The economic implications of a speech that has been suppressed in China

At this time of year, many policymakers want to know how fast their economies will grow in the year ahead. China’s leaders set themselves a still tougher question: how fast their economy “should” grow. They are seeking not a forecast but a target.

A boy poses with a Chinese national flag in front of Tiananmen Square in Beijing.. (Reuters)
A boy poses with a Chinese national flag in front of Tiananmen Square in Beijing.. (Reuters)
The Central Economic Work Conference will conclude as The Economist goes to press. At the event, Communist Party officials will have debated whether to stick with this year’s growth target of “around 5%”. Their answer, which is not usually revealed until March, will guide fiscal and monetary policymaking in the year ahead, as well as the borrowing and spending plans of state-owned enterprises. Early signs suggest that officials will set an ambitious goal. In recent days party leaders have promised “extraordinary” efforts to fight China’s slowdown, including a “moderately loose” monetary policy and a “more proactive” fiscal policy. They have also resolved to boost consumption “vigorously”.

So what number should they pick? The textbook answer is that an economy should expand as fast as it can without jeopardising price stability. If GDP exceeds its speed limit (the “potential” rate of growth) demand will outstrip supply, and inflation will rise uncomfortably. By this yardstick, China’s economy has room to accelerate. Consumer prices rose by only 0.2% in November, against a year earlier, far below the government’s ceiling of 3%.

In China, though, the link between growth and inflation is puzzling, according to Gao Shanwen of SDIC Securities, a financial firm. The two used to have a steady relationship. Core inflation (excluding volatile food and energy prices) rose or fell in line with the “output gap” between potential and actual GDP. Yet this relationship has broken down in the past two years, he argued during a recent talk in Shenzhen, a southern tech hub. Growth has been close to the speed limit; inflation has been “abnormally” low.
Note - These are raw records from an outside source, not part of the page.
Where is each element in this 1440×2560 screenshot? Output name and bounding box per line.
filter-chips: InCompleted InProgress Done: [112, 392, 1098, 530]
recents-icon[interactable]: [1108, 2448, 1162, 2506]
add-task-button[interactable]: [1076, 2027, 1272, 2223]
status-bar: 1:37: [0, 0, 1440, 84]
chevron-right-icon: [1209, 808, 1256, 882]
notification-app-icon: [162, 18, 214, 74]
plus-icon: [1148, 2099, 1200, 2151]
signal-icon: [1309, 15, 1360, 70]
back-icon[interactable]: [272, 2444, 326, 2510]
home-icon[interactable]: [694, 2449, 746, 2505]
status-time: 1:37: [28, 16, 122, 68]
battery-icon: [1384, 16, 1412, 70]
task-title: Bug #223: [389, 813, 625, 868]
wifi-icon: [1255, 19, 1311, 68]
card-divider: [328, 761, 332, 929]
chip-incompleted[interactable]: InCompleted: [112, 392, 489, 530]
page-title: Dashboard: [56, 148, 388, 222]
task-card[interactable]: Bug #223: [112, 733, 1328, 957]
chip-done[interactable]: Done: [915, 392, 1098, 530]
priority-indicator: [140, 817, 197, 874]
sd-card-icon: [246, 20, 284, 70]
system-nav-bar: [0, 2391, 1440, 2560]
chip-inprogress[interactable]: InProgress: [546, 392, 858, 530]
Perhaps the problem lies with the data. “China’s economic data is generally good,” he said, diplomatically. “But some data are better than others.” Prices, for example, are relatively easy to collect. You can leave your Shenzhen hotel and look up the price of an apple at a shop door, he pointed out to his conference audience. Calculating GDP is trickier. So if growth and inflation are suddenly out of whack, maybe growth has been overstated. Cut three percentage points from China’s growth—reducing it from about 5% to about 2% for this year, for example—and its relationship with inflation becomes “completely normal”, Mr Gao said.